Folha - A crise elimina uma alternativa ao status quo?
Skidmore -
Está certo. Por isso acredito que é preciso repensar cuidadosamente a Lei Eleitoral e as regras para o Parlamento. Porque isso não é apenas uma tragédia pessoal ou do partido, também é a falência da Constituição de 1988. Esta foi a Constituição mais cuidadosamente escrita na história do Brasil, e olha que foram muitas. Agora, em alguns aspectos, em particular sobre o Congresso, ela é impraticável. Então, temos uma tragédia ainda maior, que é a da democracia incapaz de se estabelecer de forma plena. Esta é a primeira grande crise política no Brasil desde 1995 que não está ligada à balança de pagamentos. Antes, sempre houve problemas de pressão de credores externos que forçavam mudanças para o pagamento da dívida. Neste caso, o PT está de fato pagando a dívida, em vez de fazê-la crescer, fazendo com que a crise tenha uma dimensão bem diferente e, de alguma maneira, seja algo mais fácil de se lidar. Isso dá otimismo e as bases para que Lula continue como um tipo de figura decorativa e tenha a administração do país voltada para as elites.

Folha - A preservação da economia ajuda Lula a lidar com a crise.
Skidmore -
Essa é outra razão pela qual os partidos de oposição estão perfeitamente felizes deixando ele se manter como figura decorativa. Ele não tentou tomar decisões radicais, como grandes aumentos no salário mínimo.

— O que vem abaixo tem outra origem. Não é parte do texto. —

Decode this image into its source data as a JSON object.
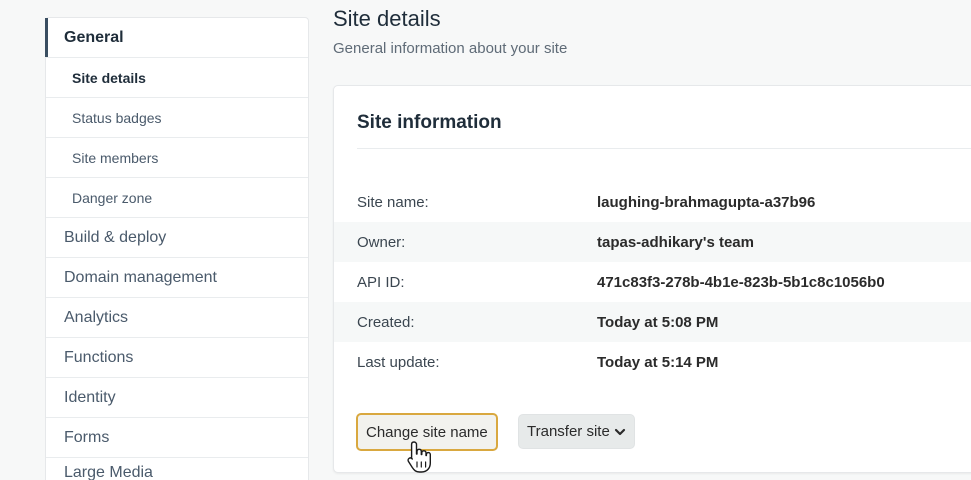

Folha - O PT levou 20 anos para se consolidar como alternativa. Não parece haver outros personagens hoje com essa característica. Há um vácuo na política nacional?
Skidmore -
Isso é bem verdade. Provavelmente haverá alguns líderes do PT se juntando e tentando criar um novo partido, livre dos pecados do antigo, e adotará uma posição de esquerda. Mas será muito difícil, porque diversos processos diferentes precisam acontecer ao mesmo tempo no sistema político. Sua preocupação deve ser com a capacidade do sistema político como um todo, quanta capacidade ele tem para se curar da crise. Outra vantagem neste caso é que o público brasileiro não está em um clima de rebeldia. Não é como em 1954, com Getúlio, ou mesmo com Collor.

Folha - Como ocorrerá o rearranjo das forças políticas?
Skidmore -
O que é impressionante é que há muito poucas idéias novas na esquerda. Um dos grandes problemas é esse. O tipo da coisa que havia sido fomentada pelo PT e pelo Fórum Social Mundial em Porto Alegre foi muito superficial. Não representava um claro entendimento do mecanismo da civilização moderna industrial. Um problema que existe em todo o Ocidente, a ausência de idéias. Essa será uma dois coisas interessantes a se perceber, que idéias estão emergindo para a formação de novos partidos.

Folha- Como o sr. vê as ameaças contra Palocci?
Skidmore-
Justiça é um animal curioso no Brasil, como é nos Estados Unidos. Nunca se sabe quando uma acusação vai pegar.